Cette déferlante a donné naissance à de véritables impostures artistiques qui ont secoué l'industrie :
L'affaire The Velvet Sundown : Un groupe de rock vintage qui a accumulé plus d'un million d'auditeurs mensuels sur Spotify en seulement six semaines, avant de révéler qu'il s'agissait d'un projet entièrement généré par IA.
Le cas Sienna Rose : Une chanteuse de néo-soul devenue virale sur TikTok et entrée dans les charts mondiaux de Spotify, alors que son visage et sa voix étaient des créations algorithmiques pures.
Si cette musique de synthèse ne représente encore qu’entre 1% et 3% des écoutes réelles globales, Deezer révèle que 85% de ces écoutes de titres IA sont frauduleuses, générées par des réseaux de robots pour détourner l'argent des redevances au détriment des vrais artistes.
La colère des artistes : « Une parodie grotesque de l'humain »
Face à ce pillage économique et culturel, la communauté artistique ne décolère pas. Plus de 200 artistes internationaux — parmi lesquels Billie Eilish, Nicki Minaj, Robert Smith (The Cure) ou encore les héritiers de Frank Sinatra et Bob Marley — ont signé une lettre ouverte via l'alliance Artist Rights Alliance (ARA). Ils y exhortent les géants de la tech à cesser d'utiliser l'IA pour « voler la voix des artistes professionnels » et « détruire l’écosystème musical ».
Le chanteur et compositeur Nick Cave s'est montré particulièrement cinglant, qualifiant un morceau généré par IA imitant son style d'écriture de :
« Parodie grotesque de ce qu'est l'être humain. L'IA n'a pas souffert, elle n'a pas vécu, elle n'a pas de vie intérieure à partager. »

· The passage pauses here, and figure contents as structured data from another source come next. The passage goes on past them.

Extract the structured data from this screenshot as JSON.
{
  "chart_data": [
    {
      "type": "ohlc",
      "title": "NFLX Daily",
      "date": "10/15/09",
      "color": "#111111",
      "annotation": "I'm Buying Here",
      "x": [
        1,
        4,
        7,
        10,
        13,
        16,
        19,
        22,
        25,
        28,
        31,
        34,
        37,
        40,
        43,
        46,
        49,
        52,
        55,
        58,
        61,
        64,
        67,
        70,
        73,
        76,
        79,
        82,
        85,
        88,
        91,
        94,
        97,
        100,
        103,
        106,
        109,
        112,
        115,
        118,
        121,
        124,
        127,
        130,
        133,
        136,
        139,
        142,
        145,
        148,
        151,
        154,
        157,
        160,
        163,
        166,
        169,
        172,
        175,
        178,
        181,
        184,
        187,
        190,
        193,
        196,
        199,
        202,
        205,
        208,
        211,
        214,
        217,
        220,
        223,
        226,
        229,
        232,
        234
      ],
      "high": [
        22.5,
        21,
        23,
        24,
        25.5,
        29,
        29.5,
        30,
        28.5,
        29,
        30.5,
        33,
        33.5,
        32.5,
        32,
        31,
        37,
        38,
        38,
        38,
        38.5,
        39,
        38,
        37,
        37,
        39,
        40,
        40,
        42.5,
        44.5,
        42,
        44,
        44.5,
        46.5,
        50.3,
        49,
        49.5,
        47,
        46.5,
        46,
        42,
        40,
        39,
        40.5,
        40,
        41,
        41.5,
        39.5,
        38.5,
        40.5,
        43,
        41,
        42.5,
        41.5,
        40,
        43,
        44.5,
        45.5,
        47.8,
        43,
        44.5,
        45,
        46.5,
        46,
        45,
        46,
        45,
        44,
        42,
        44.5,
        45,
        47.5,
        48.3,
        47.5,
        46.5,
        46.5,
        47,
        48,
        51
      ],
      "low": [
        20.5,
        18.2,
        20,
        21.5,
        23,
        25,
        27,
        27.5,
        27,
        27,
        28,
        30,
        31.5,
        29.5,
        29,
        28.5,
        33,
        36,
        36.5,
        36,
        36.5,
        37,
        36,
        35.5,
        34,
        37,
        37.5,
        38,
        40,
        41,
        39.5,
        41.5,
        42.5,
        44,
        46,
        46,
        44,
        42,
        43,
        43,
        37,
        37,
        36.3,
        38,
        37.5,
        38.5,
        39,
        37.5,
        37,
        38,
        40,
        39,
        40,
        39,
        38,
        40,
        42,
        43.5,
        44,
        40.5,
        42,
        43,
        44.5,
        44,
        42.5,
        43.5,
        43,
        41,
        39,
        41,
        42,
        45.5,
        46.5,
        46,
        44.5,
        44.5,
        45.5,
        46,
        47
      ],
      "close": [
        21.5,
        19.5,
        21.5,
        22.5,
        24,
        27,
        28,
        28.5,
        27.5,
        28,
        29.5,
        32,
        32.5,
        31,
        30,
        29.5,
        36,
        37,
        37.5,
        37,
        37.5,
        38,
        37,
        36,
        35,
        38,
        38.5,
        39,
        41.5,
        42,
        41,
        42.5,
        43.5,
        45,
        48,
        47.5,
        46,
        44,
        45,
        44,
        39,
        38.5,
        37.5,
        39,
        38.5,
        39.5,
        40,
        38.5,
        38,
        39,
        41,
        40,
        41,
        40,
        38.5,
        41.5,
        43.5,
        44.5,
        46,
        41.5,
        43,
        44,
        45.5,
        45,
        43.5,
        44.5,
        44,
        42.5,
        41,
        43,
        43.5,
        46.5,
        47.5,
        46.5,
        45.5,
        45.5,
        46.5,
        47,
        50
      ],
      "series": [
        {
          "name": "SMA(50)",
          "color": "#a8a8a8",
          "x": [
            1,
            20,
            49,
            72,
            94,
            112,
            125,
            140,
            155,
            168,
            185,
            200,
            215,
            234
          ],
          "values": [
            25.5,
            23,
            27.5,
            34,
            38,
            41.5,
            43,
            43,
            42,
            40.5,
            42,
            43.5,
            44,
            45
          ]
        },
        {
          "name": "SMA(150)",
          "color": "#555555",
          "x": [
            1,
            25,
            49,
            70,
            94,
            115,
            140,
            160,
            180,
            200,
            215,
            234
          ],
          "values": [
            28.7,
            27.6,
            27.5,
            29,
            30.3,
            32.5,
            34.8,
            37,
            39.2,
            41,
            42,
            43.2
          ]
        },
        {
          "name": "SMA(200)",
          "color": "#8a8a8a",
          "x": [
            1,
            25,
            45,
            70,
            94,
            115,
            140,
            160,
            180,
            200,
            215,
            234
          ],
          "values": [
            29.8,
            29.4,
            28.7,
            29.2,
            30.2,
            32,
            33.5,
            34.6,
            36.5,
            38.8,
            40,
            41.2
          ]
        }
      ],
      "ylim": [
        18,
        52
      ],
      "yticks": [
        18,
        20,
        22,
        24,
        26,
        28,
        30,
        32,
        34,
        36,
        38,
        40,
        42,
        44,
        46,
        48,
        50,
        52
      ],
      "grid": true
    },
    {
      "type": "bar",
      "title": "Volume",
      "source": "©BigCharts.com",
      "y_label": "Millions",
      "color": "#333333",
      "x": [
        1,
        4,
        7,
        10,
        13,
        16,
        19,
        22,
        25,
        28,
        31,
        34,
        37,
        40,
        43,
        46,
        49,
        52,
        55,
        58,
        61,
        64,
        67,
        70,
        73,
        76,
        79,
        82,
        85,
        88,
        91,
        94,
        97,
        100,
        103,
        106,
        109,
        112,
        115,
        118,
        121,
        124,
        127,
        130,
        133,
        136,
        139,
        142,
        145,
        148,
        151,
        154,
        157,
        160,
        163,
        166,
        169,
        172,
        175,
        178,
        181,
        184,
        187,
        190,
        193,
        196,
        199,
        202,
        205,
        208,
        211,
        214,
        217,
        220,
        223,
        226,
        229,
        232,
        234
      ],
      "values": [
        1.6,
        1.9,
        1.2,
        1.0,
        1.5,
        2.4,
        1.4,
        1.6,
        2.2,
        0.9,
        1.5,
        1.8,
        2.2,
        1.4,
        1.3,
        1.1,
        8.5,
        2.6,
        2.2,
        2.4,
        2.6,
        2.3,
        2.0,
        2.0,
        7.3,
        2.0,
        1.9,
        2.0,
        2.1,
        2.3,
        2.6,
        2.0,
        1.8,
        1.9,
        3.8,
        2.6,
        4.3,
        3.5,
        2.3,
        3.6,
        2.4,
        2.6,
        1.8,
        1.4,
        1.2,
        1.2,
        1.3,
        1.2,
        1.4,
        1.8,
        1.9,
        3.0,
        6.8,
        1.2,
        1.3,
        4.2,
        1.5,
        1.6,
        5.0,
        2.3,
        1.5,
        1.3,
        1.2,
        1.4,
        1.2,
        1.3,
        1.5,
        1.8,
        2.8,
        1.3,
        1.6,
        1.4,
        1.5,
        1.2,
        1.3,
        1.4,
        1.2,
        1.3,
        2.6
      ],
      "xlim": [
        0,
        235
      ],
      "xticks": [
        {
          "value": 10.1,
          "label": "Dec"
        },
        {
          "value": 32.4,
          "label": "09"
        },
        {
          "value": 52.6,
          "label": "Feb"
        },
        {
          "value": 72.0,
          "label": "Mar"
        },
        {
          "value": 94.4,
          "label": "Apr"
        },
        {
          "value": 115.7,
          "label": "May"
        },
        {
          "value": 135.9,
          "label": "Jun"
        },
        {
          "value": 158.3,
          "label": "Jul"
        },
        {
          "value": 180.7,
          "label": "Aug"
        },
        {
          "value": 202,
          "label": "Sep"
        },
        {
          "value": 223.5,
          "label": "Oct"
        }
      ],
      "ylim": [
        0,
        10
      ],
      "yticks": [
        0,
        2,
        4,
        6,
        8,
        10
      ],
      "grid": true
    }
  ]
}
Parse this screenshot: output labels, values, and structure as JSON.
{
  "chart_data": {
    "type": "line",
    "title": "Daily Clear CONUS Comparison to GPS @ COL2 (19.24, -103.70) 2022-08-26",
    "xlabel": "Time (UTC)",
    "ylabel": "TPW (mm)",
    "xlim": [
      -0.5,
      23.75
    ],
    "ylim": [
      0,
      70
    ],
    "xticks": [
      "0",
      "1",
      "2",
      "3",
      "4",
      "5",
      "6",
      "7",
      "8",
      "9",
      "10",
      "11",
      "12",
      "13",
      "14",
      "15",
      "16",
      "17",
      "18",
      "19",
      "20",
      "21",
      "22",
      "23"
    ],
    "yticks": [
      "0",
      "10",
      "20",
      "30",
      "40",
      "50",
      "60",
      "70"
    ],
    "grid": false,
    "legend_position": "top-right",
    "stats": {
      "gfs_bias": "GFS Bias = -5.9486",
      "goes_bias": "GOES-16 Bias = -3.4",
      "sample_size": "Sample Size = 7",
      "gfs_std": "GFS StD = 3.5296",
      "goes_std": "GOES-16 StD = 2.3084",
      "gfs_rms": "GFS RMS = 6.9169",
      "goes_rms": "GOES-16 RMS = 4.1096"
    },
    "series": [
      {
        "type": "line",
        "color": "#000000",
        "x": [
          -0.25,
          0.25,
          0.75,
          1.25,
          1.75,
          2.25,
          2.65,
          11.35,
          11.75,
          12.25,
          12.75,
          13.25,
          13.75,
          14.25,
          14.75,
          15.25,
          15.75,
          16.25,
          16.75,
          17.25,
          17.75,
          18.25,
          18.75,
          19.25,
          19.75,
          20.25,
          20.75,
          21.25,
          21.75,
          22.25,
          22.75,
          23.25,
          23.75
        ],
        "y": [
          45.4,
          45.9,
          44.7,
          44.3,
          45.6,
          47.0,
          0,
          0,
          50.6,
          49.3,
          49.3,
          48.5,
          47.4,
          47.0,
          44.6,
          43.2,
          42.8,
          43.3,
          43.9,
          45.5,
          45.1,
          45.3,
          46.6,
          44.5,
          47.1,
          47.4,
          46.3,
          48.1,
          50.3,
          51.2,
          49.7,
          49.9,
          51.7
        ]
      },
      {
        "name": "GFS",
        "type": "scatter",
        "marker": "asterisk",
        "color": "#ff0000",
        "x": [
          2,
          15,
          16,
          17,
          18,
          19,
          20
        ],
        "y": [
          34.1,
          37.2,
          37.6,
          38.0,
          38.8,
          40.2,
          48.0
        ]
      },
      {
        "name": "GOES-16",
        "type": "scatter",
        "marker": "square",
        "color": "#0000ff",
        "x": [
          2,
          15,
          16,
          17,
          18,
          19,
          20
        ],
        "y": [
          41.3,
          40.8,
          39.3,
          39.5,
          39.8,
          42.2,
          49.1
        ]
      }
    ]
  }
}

La chanteuse folk Tift Merritt résume quant à elle l'angoisse de toute une profession :
« J’ai passé 25 ans à affiner ma voix, mon point de vue, ma sensibilité d’écriture. Tout cela est aujourd’hui utilisé pour entraîner des IA conçues pour m'imiter et me remplacer. Et les robots ne touchent pas de royalties. »
Quelle riposte pour Spotify et Apple Music ?
Face à l'offensive de transparence de Deezer, ses grands concurrents ont été forcés de sortir de leur réserve, mais ils optent pour des stratégies bien différentes :
Spotify et le badge "Humain" : Le géant suédois a déployé un badge vert "Verified by Spotify" afin de certifier qu’un profil d'artiste appartient bien à un être humain réel (avec des critères stricts comme l'existence de concerts réels ou de ventes de merchandising physique). Spotify a également annoncé avoir supprimé plusieurs dizaines de millions de titres jugés frauduleux ou spams.
Apple Music et la charte de transparence : De son côté, la firme à la pomme a publié une lettre d'engagement et impose désormais aux distributeurs d'indiquer dans les métadonnées si un titre contient de l'IA. Pour le moment, ces étiquettes restent toutefois invisibles pour les auditeurs de l'application, contrairement à la démarche de Deezer.
Vers un label « 100% Création Humaine » ?
En ouvrant son scanner aux utilisateurs de toutes les plateformes, Deezer réalise un coup marketing et politique magistral. La plateforme démontre que la technologie pour trier le vrai du faux existe et répond à une vraie demande : selon une enquête Ipsos, 80% des auditeurs estiment que la musique générée par IA devrait être clairement étiquetée comme telle.
Et vous, quel est le pourcentage d'IA qui se cache dans vos playlists à votre insu ? Pour le savoir, le test est gratuit et se passe directement sur l'AI Music Detector de Deezer.